Mais si les tangos de Manzi sont magnifiques, c’est aussi parce qu’il a su s’entourer de grands compositeurs, capables de mettre en musique les mêmes sentiments qu’il a mis en paroles. Deux rencontres de Manzi ont marqué d’une trace indélébile l’histoire du tango. La première, avec Sebastián Piana, avec qui il revalorisa le candombe et la milonga, genres à moitié tombés dans l’oubli, et qui a mis en musique les trois milongas citées plus haut, ainsi que d’autres tangos importants comme El pescante ou Manoblanca La seconde, avec Anibal Troilo, avec qui il écrit la plupart de ses tangos majeurs, comme Discepolin, Barrio de tango, Sur, et Che bandonéon, ces derniers lorsqu’il se savait déjà atteint du cancer qui allait l’emporter.
Manzi, né en 1907, nous quitte en 1951. Il avait à peine 44 ans. Avec lui s’achève, symboliquement, une époque du tango, certainement la meilleure. Cátulo Castillo écrit alors A Homero, un de ses plus beaux poèmes. Et l’on dit que, en apprenant le décès de son ami, Anibal Troilo s’est enfermé dans sa chambre avec son bandonéon, et qu’il ne l’a pas quitté avant d’achever la composition d’un tango magnifique, un tango-requiem sans paroles, en guise d’adieu, ou en guise de prière, qu’il a intitulé Responso.
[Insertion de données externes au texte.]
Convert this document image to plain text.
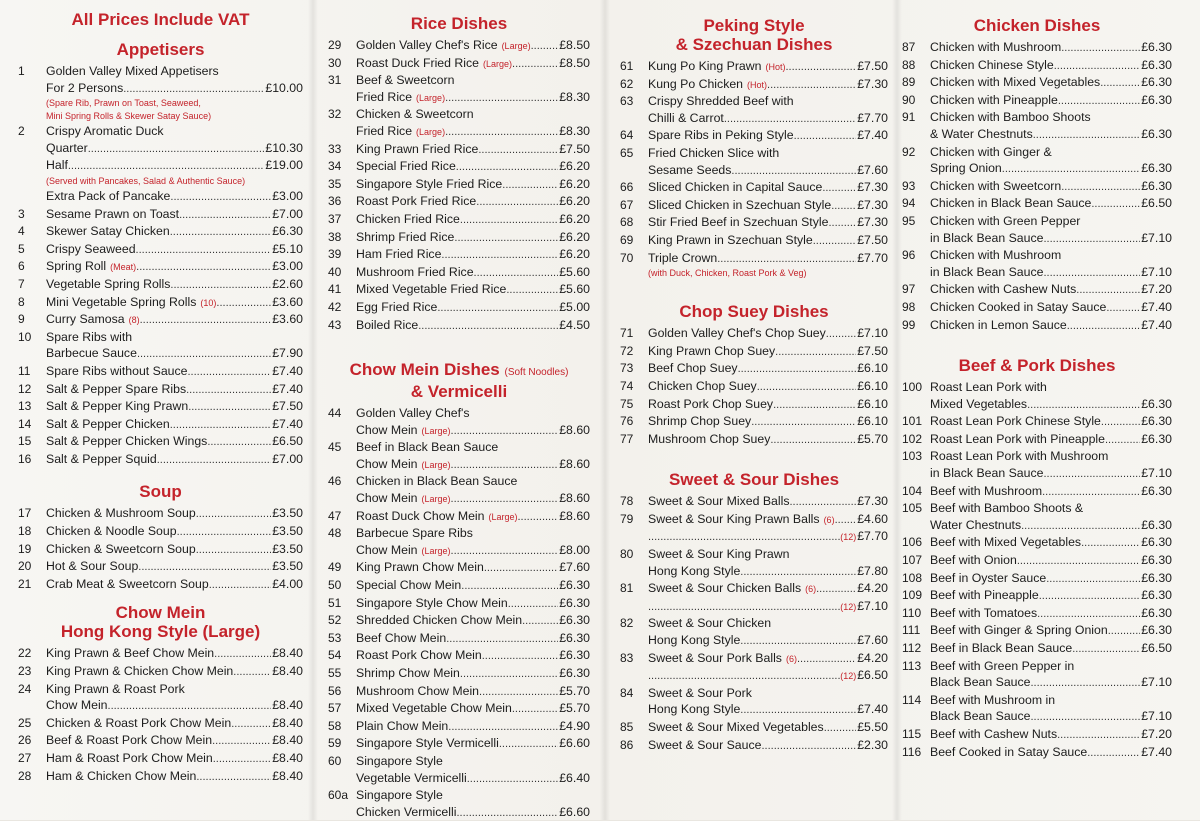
All Prices Include VAT
Appetisers
1	Golden Valley Mixed Appetisers
For 2 Persons .....	£10.00
(Spare Rib, Prawn on Toast, Seaweed,
Mini Spring Rolls & Skewer Satay Sauce)
2	Crispy Aromatic Duck
Quarter .....	£10.30
Half .....	£19.00
(Served with Pancakes, Salad & Authentic Sauce)
Extra Pack of Pancake .....	£3.00
3	Sesame Prawn on Toast .....	£7.00
4	Skewer Satay Chicken .....	£6.30
5	Crispy Seaweed .....	£5.10
6	Spring Roll (Meat) .....	£3.00
7	Vegetable Spring Rolls .....	£2.60
8	Mini Vegetable Spring Rolls (10) .....	£3.60
9	Curry Samosa (8) .....	£3.60
10	Spare Ribs with
Barbecue Sauce .....	£7.90
11	Spare Ribs without Sauce .....	£7.40
12	Salt & Pepper Spare Ribs .....	£7.40
13	Salt & Pepper King Prawn .....	£7.50
14	Salt & Pepper Chicken .....	£7.40
15	Salt & Pepper Chicken Wings .....	£6.50
16	Salt & Pepper Squid .....	£7.00
Soup
17	Chicken & Mushroom Soup .....	£3.50
18	Chicken & Noodle Soup .....	£3.50
19	Chicken & Sweetcorn Soup .....	£3.50
20	Hot & Sour Soup .....	£3.50
21	Crab Meat & Sweetcorn Soup .....	£4.00
Chow Mein
Hong Kong Style (Large)
22	King Prawn & Beef Chow Mein .....	£8.40
23	King Prawn & Chicken Chow Mein .....	£8.40
24	King Prawn & Roast Pork
Chow Mein .....	£8.40
25	Chicken & Roast Pork Chow Mein .....	£8.40
26	Beef & Roast Pork Chow Mein .....	£8.40
27	Ham & Roast Pork Chow Mein .....	£8.40
28	Ham & Chicken Chow Mein .....	£8.40
Rice Dishes
29	Golden Valley Chef's Rice (Large) ..... £8.50
30	Roast Duck Fried Rice (Large) .....	£8.50
31	Beef & Sweetcorn
Fried Rice (Large) .....	£8.30
32	Chicken & Sweetcorn
Fried Rice (Large) .....	£8.30
33	King Prawn Fried Rice .....	£7.50
34	Special Fried Rice .....	£6.20
35	Singapore Style Fried Rice .....	£6.20
36	Roast Pork Fried Rice .....	£6.20
37	Chicken Fried Rice .....	£6.20
38	Shrimp Fried Rice .....	£6.20
39	Ham Fried Rice .....	£6.20
40	Mushroom Fried Rice .....	£5.60
41	Mixed Vegetable Fried Rice .....	£5.60
42	Egg Fried Rice .....	£5.00
43	Boiled Rice .....	£4.50
Chow Mein Dishes (Soft Noodles)
& Vermicelli
44	Golden Valley Chef's
Chow Mein (Large) .....	£8.60
45	Beef in Black Bean Sauce
Chow Mein (Large) .....	£8.60
46	Chicken in Black Bean Sauce
Chow Mein (Large) .....	£8.60
47	Roast Duck Chow Mein (Large) .....	£8.60
48	Barbecue Spare Ribs
Chow Mein (Large) .....	£8.00
49	King Prawn Chow Mein .....	£7.60
50	Special Chow Mein .....	£6.30
51	Singapore Style Chow Mein .....	£6.30
52	Shredded Chicken Chow Mein .....	£6.30
53	Beef Chow Mein .....	£6.30
54	Roast Pork Chow Mein .....	£6.30
55	Shrimp Chow Mein .....	£6.30
56	Mushroom Chow Mein .....	£5.70
57	Mixed Vegetable Chow Mein .....	£5.70
58	Plain Chow Mein .....	£4.90
59	Singapore Style Vermicelli .....	£6.60
60	Singapore Style
Vegetable Vermicelli .....	£6.40
60a Singapore Style
Chicken Vermicelli .....	£6.60
Peking Style
& Szechuan Dishes
61	Kung Po King Prawn (Hot) .....	£7.50
62	Kung Po Chicken (Hot) .....	£7.30
63	Crispy Shredded Beef with
Chilli & Carrot .....	£7.70
64	Spare Ribs in Peking Style .....	£7.40
65	Fried Chicken Slice with
Sesame Seeds .....	£7.60
66	Sliced Chicken in Capital Sauce .....	£7.30
67	Sliced Chicken in Szechuan Style ..... £7.30
68	Stir Fried Beef in Szechuan Style ..... £7.30
69	King Prawn in Szechuan Style .....	£7.50
70	Triple Crown .....	£7.70
(with Duck, Chicken, Roast Pork & Veg)
Chop Suey Dishes
71	Golden Valley Chef's Chop Suey .....	£7.10
72	King Prawn Chop Suey .....	£7.50
73	Beef Chop Suey .....	£6.10
74	Chicken Chop Suey .....	£6.10
75	Roast Pork Chop Suey .....	£6.10
76	Shrimp Chop Suey .....	£6.10
77	Mushroom Chop Suey .....	£5.70
Sweet & Sour Dishes
78	Sweet & Sour Mixed Balls .....	£7.30
79	Sweet & Sour King Prawn Balls (6) ..... £4.60
.....
(12) £7.70
80	Sweet & Sour King Prawn
Hong Kong Style .....	£7.80
81	Sweet & Sour Chicken Balls (6) .....	£4.20
.....
(12) £7.10
82	Sweet & Sour Chicken
Hong Kong Style .....	£7.60
83	Sweet & Sour Pork Balls (6) .....	£4.20
.....
(12) £6.50
84	Sweet & Sour Pork
Hong Kong Style .....	£7.40
85	Sweet & Sour Mixed Vegetables .....	£5.50
86	Sweet & Sour Sauce .....	£2.30
Chicken Dishes
87	Chicken with Mushroom .....	£6.30
88	Chicken Chinese Style .....	£6.30
89	Chicken with Mixed Vegetables .....	£6.30
90	Chicken with Pineapple .....	£6.30
91	Chicken with Bamboo Shoots
& Water Chestnuts .....	£6.30
92	Chicken with Ginger &
Spring Onion .....	£6.30
93	Chicken with Sweetcorn .....	£6.30
94	Chicken in Black Bean Sauce .....	£6.50
95	Chicken with Green Pepper
in Black Bean Sauce .....	£7.10
96	Chicken with Mushroom
in Black Bean Sauce .....	£7.10
97	Chicken with Cashew Nuts .....	£7.20
98	Chicken Cooked in Satay Sauce .....	£7.40
99	Chicken in Lemon Sauce .....	£7.40
Beef & Pork Dishes
100 Roast Lean Pork with
Mixed Vegetables .....	£6.30
101 Roast Lean Pork Chinese Style .....	£6.30
102 Roast Lean Pork with Pineapple .....	£6.30
103 Roast Lean Pork with Mushroom
in Black Bean Sauce .....	£7.10
104 Beef with Mushroom .....	£6.30
105 Beef with Bamboo Shoots &
Water Chestnuts .....	£6.30
106 Beef with Mixed Vegetables .....	£6.30
107 Beef with Onion .....	£6.30
108 Beef in Oyster Sauce .....	£6.30
109 Beef with Pineapple .....	£6.30
110 Beef with Tomatoes .....	£6.30
111 Beef with Ginger & Spring Onion .....	£6.30
112 Beef in Black Bean Sauce .....	£6.50
113 Beef with Green Pepper in
Black Bean Sauce .....	£7.10
114 Beef with Mushroom in
Black Bean Sauce .....	£7.10
115 Beef with Cashew Nuts .....	£7.20
116 Beef Cooked in Satay Sauce .....	£7.40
Et Ernesto Sabato écrira un peu plus tard : « Heureux soit toi, qui est parti lorsqu’il était encore temps d’écrire des tangos qui parlent de tresses et d’épiceries, quand les esprits n’étaient pas encore aussi secs et remplis de violence. Il n’y aura désormais plus de fiancées attendant derrière les rideaux de leurs fenêtres, le dernier petit orgue de barbarie vient de disparaître, l’âme du quartier a perdu sa voix ».
Je venais tout juste d’arriver, Homero, quand tu es parti, et je n’ai pas pu te connaître. Mais on m’a raconté que le soir de ton départ, les cafés d’Almagro, de Boedo, de Patricios, de Pompeya, étaient en deuil, et même que Malena a chanté ce soir pour la dernière fois, la voix brisée et le regard sombre, tes meilleurs tangos. Et l’on m’a dit aussi que la ville entière de Buenos Aires, Homéro, a eu un chagrin de bandonéon.